X. huebneri individuals are very elusive and hard to come by, and most of what has been researched is still their physiology and trying to figure out where they fit into the Tree of Life. Basic information is available, such as them being nocturnal and generalist predators. The lack of knowledge of their life history creates the need for more research to understand this species of camel spiders. Community science is a major tool that can be useful for finding out more about this species. Some online databases have records of X. huebneri, including Global Biodiversity Information Facility, GBIF, which as of March 2024 has 9 occurrences recorded. iNaturalist is another community science website that has the opportunity to help advance research on Xenotrecha, however, only three observations seem to be recorded of this species on the entire platform, all of which are from Eduador. Ecuador is not currently a location that has been formally acknowledged as being within the range of Xenotrecha huebneri, highlighting the opportunities presented by community science.

== Genetic Information ==
No genetic information is currently publicly available for Xenotrecha huebneri. The National Center for Biotechnology Information's (NCBI) GenBank has no records of this species as of March 2024. Other genetic databases such as Genomenon also have no record of them. This is another gap in knowledge surrounding this species that needs to be filled in order to have a holoistic understanding of this species.

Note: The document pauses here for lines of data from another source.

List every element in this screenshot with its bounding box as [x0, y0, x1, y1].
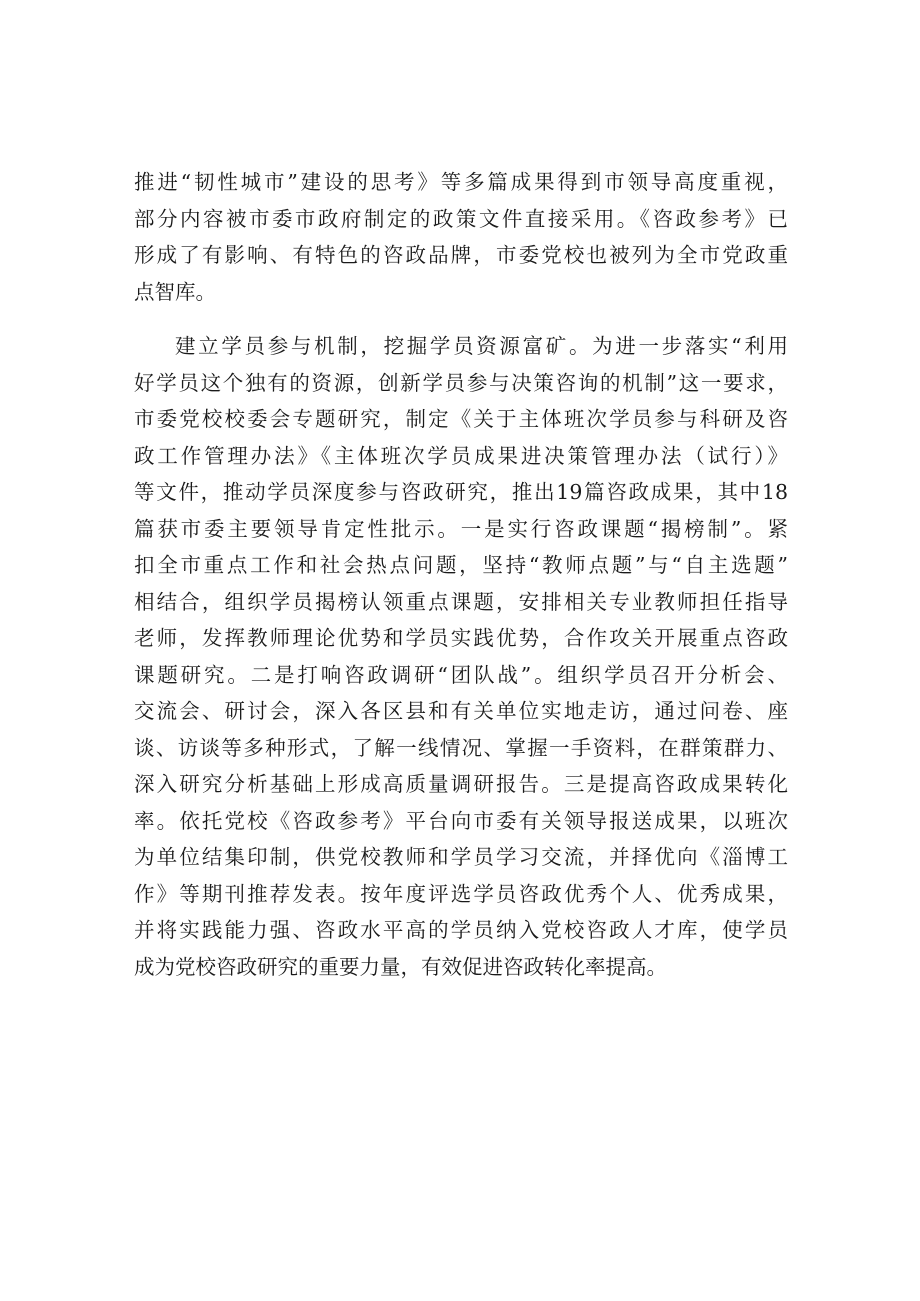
paragraph-line: 成为党校咨政研究的重要力量，有效促进咨政转化率提高。	[134, 954, 667, 979]
paragraph-1	[134, 164, 788, 310]
paragraph-line: 扣全市重点工作和社会热点问题，坚持“教师点题”与“自主选题”	[134, 553, 788, 577]
document-body	[134, 164, 788, 985]
paragraph-line: 课题研究。二是打响咨政调研“团队战”。组织学员召开分析会、	[134, 662, 788, 687]
paragraph-line: 老师，发挥教师理论优势和学员实践优势，合作攻关开展重点咨政	[134, 626, 788, 650]
paragraph-line: 等文件，推动学员深度参与咨政研究，推出19篇咨政成果，其中18	[134, 480, 788, 504]
paragraph-line: 推进“韧性城市”建设的思考》等多篇成果得到市领导高度重视，	[134, 170, 788, 194]
paragraph-line: 篇获市委主要领导肯定性批示。一是实行咨政课题“揭榜制”。紧	[134, 516, 788, 541]
paragraph-line: 部分内容被市委市政府制定的政策文件直接采用。《咨政参考》已	[134, 206, 788, 231]
paragraph-line: 政工作管理办法》《主体班次学员成果进决策管理办法（试行）》	[134, 443, 788, 468]
paragraph-line: 形成了有影响、有特色的咨政品牌，市委党校也被列为全市党政重	[134, 243, 788, 267]
paragraph-line: 率。依托党校《咨政参考》平台向市委有关领导报送成果，以班次	[134, 808, 788, 833]
paragraph-line: 好学员这个独有的资源，创新学员参与决策咨询的机制”这一要求，	[134, 370, 788, 395]
paragraph-line: 相结合，组织学员揭榜认领重点课题，安排相关专业教师担任指导	[134, 589, 788, 614]
paragraph-line: 为单位结集印制，供党校教师和学员学习交流，并择优向《淄博工	[134, 845, 788, 869]
paragraph-line: 点智库。	[134, 279, 216, 304]
paragraph-2	[134, 328, 788, 985]
paragraph-line: 深入研究分析基础上形成高质量调研报告。三是提高咨政成果转化	[134, 772, 788, 796]
paragraph-line: 谈、访谈等多种形式，了解一线情况、掌握一手资料，在群策群力、	[134, 735, 788, 760]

== Cultural & Ecological Importance ==
Many organisms that are not acknowledged as important in the scientific community are important to local people, especially indigenous people, and cultures. They can have a rich history within the local community but be widely overlooked by western science. A similar phenomenon occurs with organisms within their role in an ecological community. Many organisms, especially smaller and harder to find organisms such as Xenotrecha, are easily overlooked in favour of larger and more "interesting" organisms. It is important to acknowledge these biases when performing research as both a scientist and as a citizen. Xenotrecha's near invisibility within the scientific community and literature does not mean that local peoples are also relatively unaware of them. The same goes for their role in the ecosystem. People may not yet fully understand the role of this organism in the environment, but that does not mean that it can't play an important one. Knowledge gaps such as these make it even more critical for further research to be done, both within the scientific community and local communities. Although small in size, their impact on the ecosystem around them could be profound after accounting situations such as trophic cascades.